This has been an interesting month. My children bought a condo and moved out leaving me with the opportunity to restructure my house and my life. I had a contractor put a floor in my garage so that I could move my office out there. It was a struggle because he insisted on telling me that I didn’t want what I wanted.
Bottom line, I got a real lesson in male passive aggression. He put in the wood floor but it isn’t flat and it isn’t level. His comment to me was that he gave me what I wanted.
Now, I am not the kind of woman that takes something like that lying down. My “You can’t get me.” attitude rose to the occasion. I fired him. So now I have the real dilemma and that is getting someone to look at it and agree to repair the work that has been done without it costing me more than three times what it started out to be.
Here is where the thinking inside the box comes in. Every contractor or carpenter with whom I have discussed this problem, tells me we have to tear it up and start over and they start talking about joists and underlay and laying a new cement floor and so forth. They all seem to have their rules about how it has to be done.
Perhaps my original contractor was the most creative of the bunch, he just didn’t take it far enough. Or it could be that I am a woman and totally unrealistic about the whole job. Maybe I should have described it as putting in a wood carpet over the cement floor instead of putting in a wood floor.
How does this relate to relationships?
It seems that men and women do speak different languages and have different ways of thinking and communicating. I didn’t think it was necessary to tell a contractor that I wanted my floor to be flat and level. I sort of thought that was a definition of floor.
My feminine logic went something like this.
My house and garage were built in 1923.
I may tear this garage down and rebuild it in a few years.
I can use this as a temporary location for my office.
I want the room to feel warm and comfortable.
Two inch thick wood provides strength, insulation, and warmth.
I don’t need fine, expensive, hardwood flooring in the garage.
An inexpensive solution to all of the above would be a pine or fir, deck type floor that I can finish with varethane and cover with a small area rug.
Thus it would accomplish many things with one stroke.
The male contractor train of thought from what I can understand went something like this.
She doesn’t really know what it takes to build a wood floor.
I can do vinyl easier than wood and it will look better.
She is insisting on wood like the deck.
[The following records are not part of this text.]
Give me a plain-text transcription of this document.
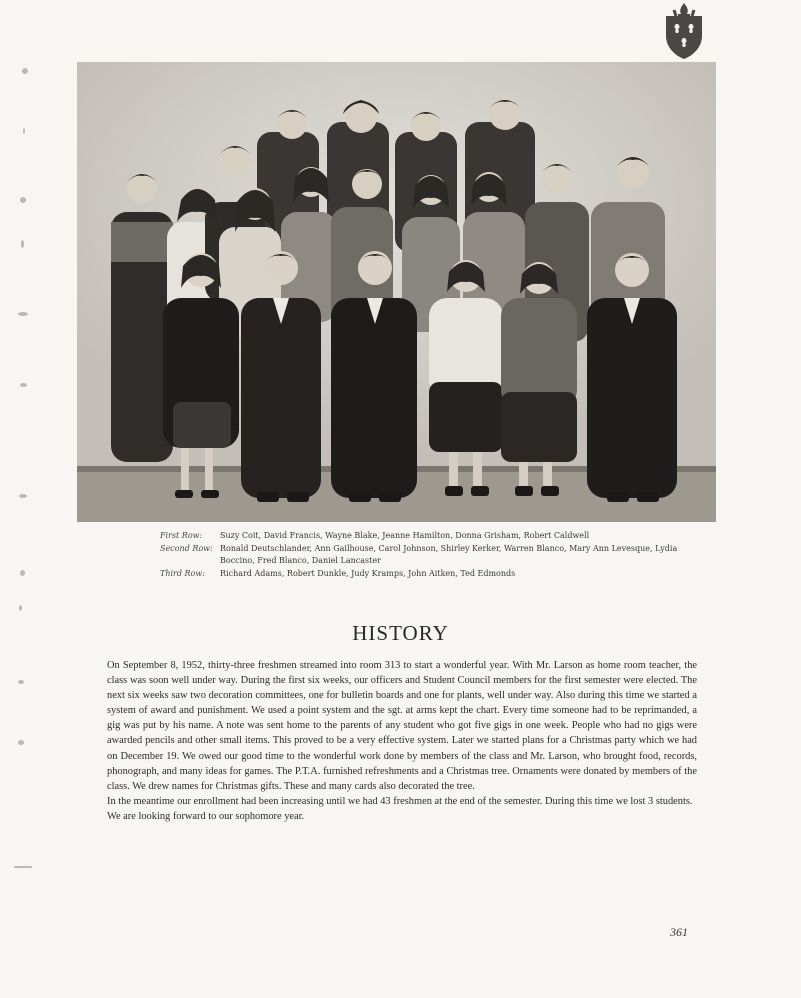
First Row:	Suzy Coit, David Francis, Wayne Blake, Jeanne Hamilton, Donna Grisham, Robert Caldwell
Second Row: Ronald Deutschlander, Ann Gailhouse, Carol Johnson, Shirley Kerker, Warren Blanco, Mary Ann Levesque, Lydia Boccino, Fred Blanco, Daniel Lancaster
Third Row:	Richard Adams, Robert Dunkle, Judy Kramps, John Aitken, Ted Edmonds
HISTORY

On September 8, 1952, thirty-three freshmen streamed into room 313 to start a wonderful year. With Mr. Larson as home room teacher, the class was soon well under way. During the first six weeks, our officers and Student Council members for the first semester were elected. The next six weeks saw two decoration committees, one for bulletin boards and one for plants, well under way. Also during this time we started a system of award and punishment. We used a point system and the sgt. at arms kept the chart. Every time someone had to be reprimanded, a gig was put by his name. A note was sent home to the parents of any student who got five gigs in one week. People who had no gigs were awarded pencils and other small items. This proved to be a very effective system. Later we started plans for a Christmas party which we had on December 19. We owed our good time to the wonderful work done by members of the class and Mr. Larson, who brought food, records, phonograph, and many ideas for games. The P.T.A. furnished refreshments and a Christmas tree. Ornaments were donated by members of the class. We drew names for Christmas gifts. These and many cards also decorated the tree.

In the meantime our enrollment had been increasing until we had 43 freshmen at the end of the semester. During this time we lost 3 students.

We are looking forward to our sophomore year.

361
Building a deck will make it too high.
She said she doesn’t want it to be hardwood or parquet, but rough finish is okay.
I have to seal it and secure it so I’ll use both glue and cement nails.
If rough is okay then it doesn’t need to be flat and level.
I gave her what she wants and she’s still not satisfied.
This whole scenario is a metaphor for how relationship communication can go awry. So what is the answer? I am supposed to be an expert at this and look at the mess I have created. Hopefully, husbands or boyfriends are not as dispensable as contractors.
The assumptions that we can make from this are as follows:
There will be misunderstanding.
Men will go straight to solutions.
Women will have different ideas about how to do things.
Sometimes there will be messes.
Ultimately it is the mess we have to address. How to clean all of this up. Both parties have to be willing to listen to each other and accept the other’s point of view.
The goal is to create a solution acceptable to both parties.
There cannot be judgments and accusations on either part.
When it comes to couples having differences, these are the ground rules that work for negotiations. When you have a couple who are angry, not getting their needs met and wondering how they got into such a mess in the first place, this is the strategy for reconciliation.
Have a withhold session, a controlled conversation, monitored by a neutral party where each party gets to speak about the things that are bothering him or her. As one party speaks the other may only listen with full attention and respond only by saying thank you. Usually each one gets to speak from 2 to 3 minutes on each topic. Then switch roles and repeat. Responding to any statement is not allowed. The purpose is to get all feelings heard and acknowledged.